Compared with traditional single-modality video compression and reconstruction, multimodal scenarios require joint modeling of inter-modal correlations and redundancies, while simultaneously addressing practical challenges such as temporal asynchrony, spatial misalignment, and modality-specific noise and distortions. The acquisition and processing of multimodal video data are often influenced by diverse sensor characteristics and environmental conditions, which can lead to varying degrees of degradation across modalities. Although conventional video coding methods and deep learning-based approaches, including CNNs, Transformers, and diffusion models, have achieved notable progress in reconstruction quality, existing solutions remain insufficient for multimodal settings. In particular, under strict bandwidth, computational, and latency constraints, effectively exploiting cross-modal redundancy to achieve both high compression efficiency and faithful reconstruction remains an open problem, calling for immediate and systematic investigation.
This special section is dedicated to showcasing state-of-the-art advances in multi-modal video compression and reconstruction. It aims to highlight new achievements and developments while addressing significant open issues and promising new directions in theory, algorithms, and applications within this field.

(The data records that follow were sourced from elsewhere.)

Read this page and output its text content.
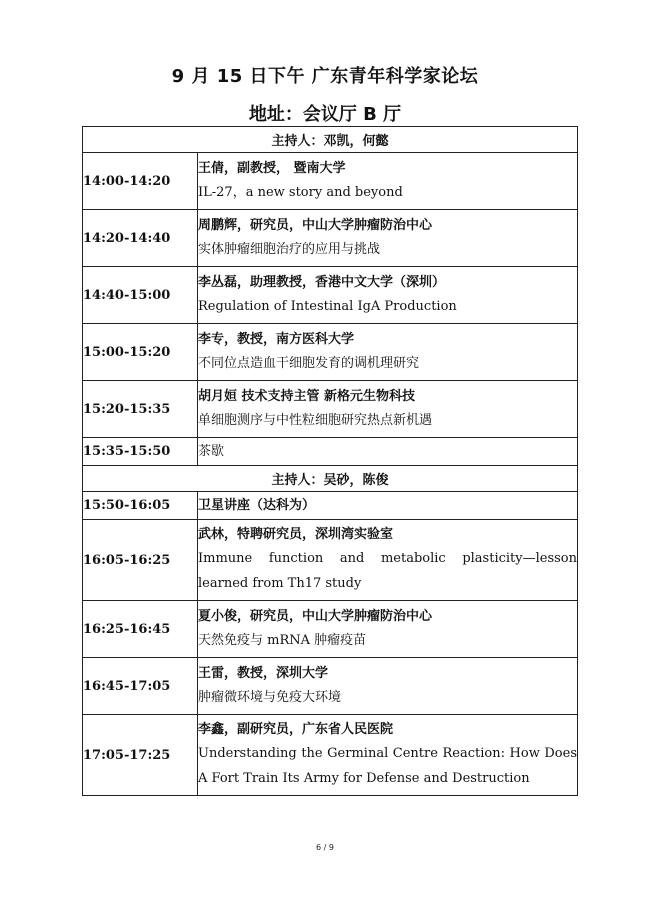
9 月 15 日下午 广东青年科学家论坛
地址：会议厅 B 厅
主持人：邓凯，何懿	
14:00-14:20	王倩，副教授， 暨南大学
IL-27，a new story and beyond

14:20-14:40	周鹏辉，研究员，中山大学肿瘤防治中心
实体肿瘤细胞治疗的应用与挑战

14:40-15:00	李丛磊，助理教授，香港中文大学（深圳）
Regulation of Intestinal IgA Production

15:00-15:20	李专，教授，南方医科大学
不同位点造血干细胞发育的调机理研究

15:20-15:35	胡月姮 技术支持主管 新格元生物科技
单细胞测序与中性粒细胞研究热点新机遇

15:35-15:50	茶歇

主持人：吴砂，陈俊	
15:50-16:05	卫星讲座（达科为）

16:05-16:25	武林，特聘研究员，深圳湾实验室
Immune function and metabolic plasticity—lesson learned from Th17 study

16:25-16:45	夏小俊，研究员，中山大学肿瘤防治中心
天然免疫与 mRNA 肿瘤疫苗

16:45-17:05	王雷，教授，深圳大学
肿瘤微环境与免疫大环境

17:05-17:25	李鑫，副研究员，广东省人民医院
Understanding the Germinal Centre Reaction: How Does A Fort Train Its Army for Defense and Destruction
6 / 9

Topics of interest for this special section include, but are not limited to:
Theoretical Foundations and Models
- Rate-distortion theory for multimodal video coding
- Cross-modal priors and hybrid physics-data-driven models
- Theoretical analysis of generative and multimodal networks for video reconstruction
Algorithms and Techniques
- Learning-based video codecs that leverage multimodal information for semantic-aware compression and efficient rate allocation
- Distributed and edge-aware compression frameworks that utilize multimodal information to achieve low-latency and bandwidth-efficient coding
- Representation learning methods that unify multimodal information to support scalable video compression and reconstruction
- Generative and diffusion-based models for restoring high-quality video from compressed, degraded, or incomplete multimodal information
- Multimodal-guided approaches for super-resolution, frame interpolation, inpainting, and content repair with improved perceptual fidelity
- Applications and Systems
- Telemedicine and healthcare video analytics under bandwidth constraints
- Immersive XR/VR streaming with multimodal compression and reconstruction
- Autonomous systems and robotics with sensor–video fusion for robust perception
- Benchmarks, datasets, and metrics for multimodal compression and reconstruction
Submission Guidelines
Prospective authors should carefully review the scope of the special section and submit their manuscripts via the IEEE Author Portal submission system.
Guest Editors:
- Prof. Zhiyuan Zha (Lead Guest Editor), Jilin University, China
- Prof. Bihan Wen, Nanyang Technological University, Singapore
- Dr. Ding Liu, Meta, USA
- Prof. Shirin Jalali, Rutgers University, USA
- Prof. Giuseppe Valenzise, Université Paris-Saclay, France
Important dates:
- Open for submissions: May 01, 2026
- Manuscript submission due: July 30, 2026
- First review completed: September 30, 2026
- Revised manuscript due: October 30, 2026
- Second review completed: November 30, 2026
- Final manuscript due: December 15, 2026